# Kalman Filter - Position/Velocity from Accelerometer and periodic position measurements

I am trying to implement an EKF to estimate my position and velocity states by using accelerometer measurements as well as periodic GPS (position) measurements. Basically I want to use the constantly use the accelerometer and re-calibrate it for every position measurement that is available. When there is GPS dropouts, the estimates rely solely on the accelerometer readings.

I believe I have it working if all measurements are available. Since my acceleration is not one of my states, my accelerometer measurements are used in the predict side of my filter.
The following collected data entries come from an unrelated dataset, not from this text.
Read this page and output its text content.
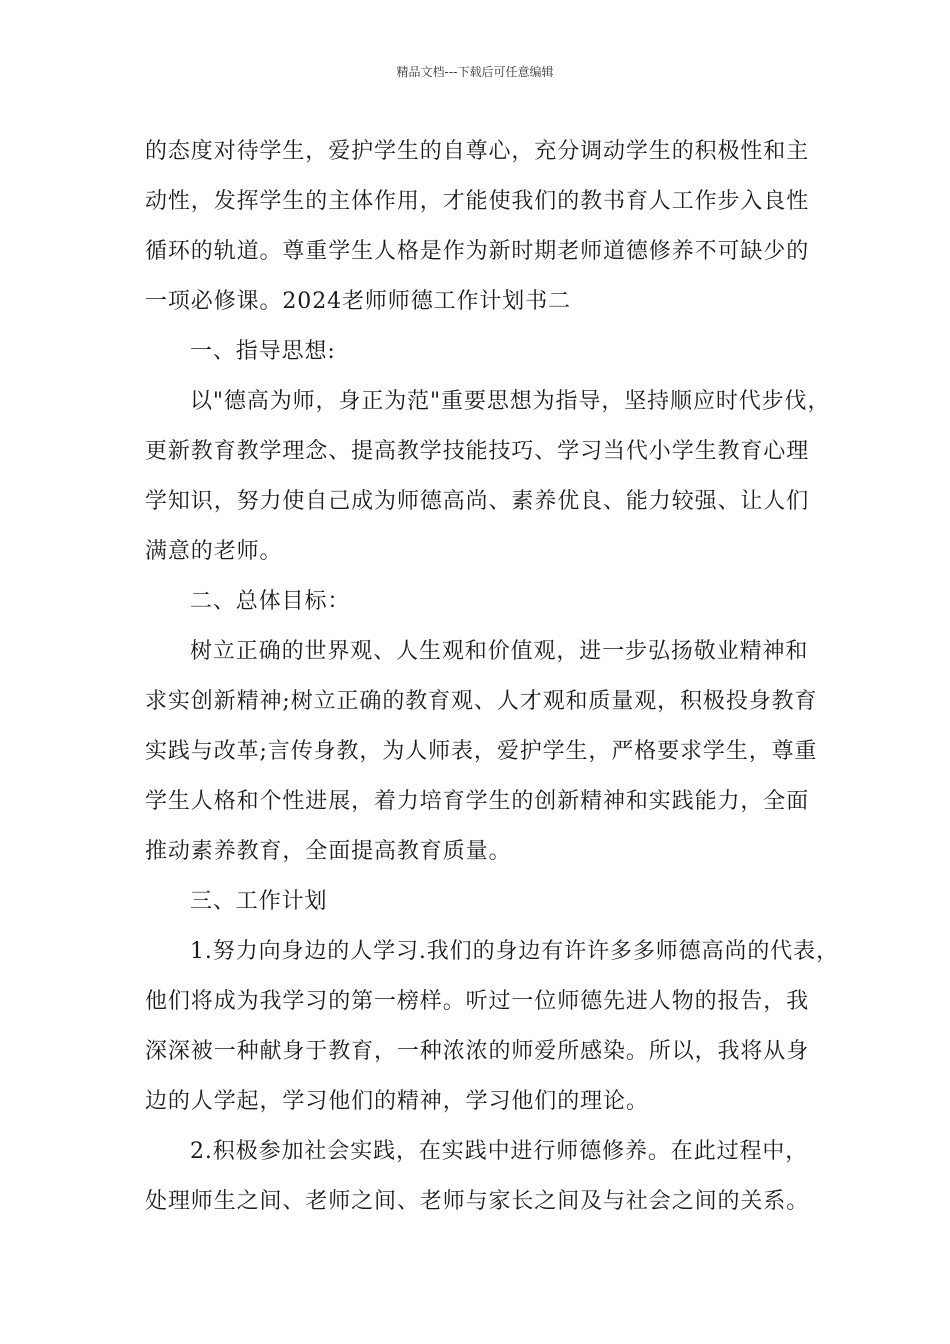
精品文档---下载后可任意编辑
的态度对待学生，爱护学生的自尊心，充分调动学生的积极性和主
动性，发挥学生的主体作用，才能使我们的教书育人工作步入良性
循环的轨道。尊重学生人格是作为新时期老师道德修养不可缺少的
一项必修课。2024老师师德工作计划书二
一、指导思想:
以"德高为师，身正为范"重要思想为指导，坚持顺应时代步伐，
更新教育教学理念、提高教学技能技巧、学习当代小学生教育心理
学知识，努力使自己成为师德高尚、素养优良、能力较强、让人们
满意的老师。
二、总体目标：
树立正确的世界观、人生观和价值观，进一步弘扬敬业精神和
求实创新精神;树立正确的教育观、人才观和质量观，积极投身教育
实践与改革;言传身教，为人师表，爱护学生，严格要求学生，尊重
学生人格和个性进展，着力培育学生的创新精神和实践能力，全面
推动素养教育，全面提高教育质量。
三、工作计划
1.努力向身边的人学习.我们的身边有许许多多师德高尚的代表，
他们将成为我学习的第一榜样。听过一位师德先进人物的报告，我
深深被一种献身于教育，一种浓浓的师爱所感染。所以，我将从身
边的人学起，学习他们的精神，学习他们的理论。
2.积极参加社会实践，在实践中进行师德修养。在此过程中，
处理师生之间、老师之间、老师与家长之间及与社会之间的关系。
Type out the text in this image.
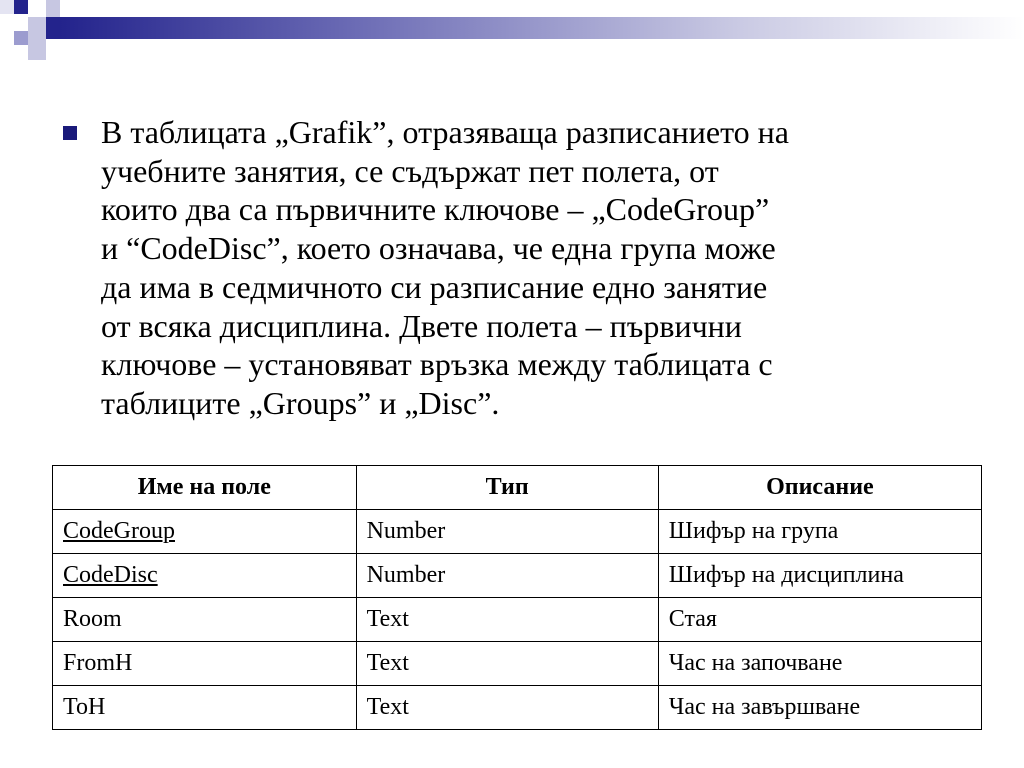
В таблицата „Grafik”, отразяваща разписанието на
учебните занятия, се съдържат пет полета, от
които два са първичните ключове – „CodeGroup”
и “CodeDisc”, което означава, че една група може
да има в седмичното си разписание едно занятие
от всяка дисциплина. Двете полета – първични
ключове – установяват връзка между таблицата с
таблиците „Groups” и „Disc”.

Име на поле	Тип	Описание
CodeGroup	Number	Шифър на група
CodeDisc	Number	Шифър на дисциплина
Room	Text	Стая
FromH	Text	Час на започване
ToH	Text	Час на завършване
The position measurements are in the update side like normal.

If a position measurement is unavailable, what do I do during my update? Without a position measurement, am I basically just saying that a priori estimate is equal to my posteriori? (i.e. my "pretend" position measurement is just my estimated position).

Or is there something fancier that has to be done? Is there issues with the system not being "observable" (i.e. observability matrix not full rank) when the position measurements are not available?

I'm not sure how well it works, but one way to tweak the model is to set the measurement noise variance for the missing position measurement to a large value (meaning high uncertainty of the measurement), just for that missing time instant.

Setting it to be "infinite" should have the same effect as what you're doing now: just equate a priori and a posteriori estimates.

What setting the variance to some smaller value might give is a way to keep "momentum" in the position change.

I've not tried this approach, so please take with a grain of salt!

• I think you mean "measurement noise" and not "process noise", right? That does make sense, I will give it a try. But what would my measurement be (when the GPS is unavailable) before the noise is added?
– Joe
Oct 7, 2013 at 19:33
• @Joe Yup! Corrected. I'd just do what you're doing now (use the previous estimate), but increase the variance.
– Peter K.
Oct 7, 2013 at 19:43
• When you say "Setting it to be "infinite" should have the same effect as what you're doing now: just equate a priori and a posteriori estimates." Can you explain? I'm looking at the update equation, x_hat_plus = x_hat_minus + K*(y_measurement - h(x_hat_minus)). In order for my a priori and a posteriori estimates to be equal, then y_meas must equal h(x_hat_minus). How is this possible with infinite noise?
– Joe
Oct 7, 2013 at 20:40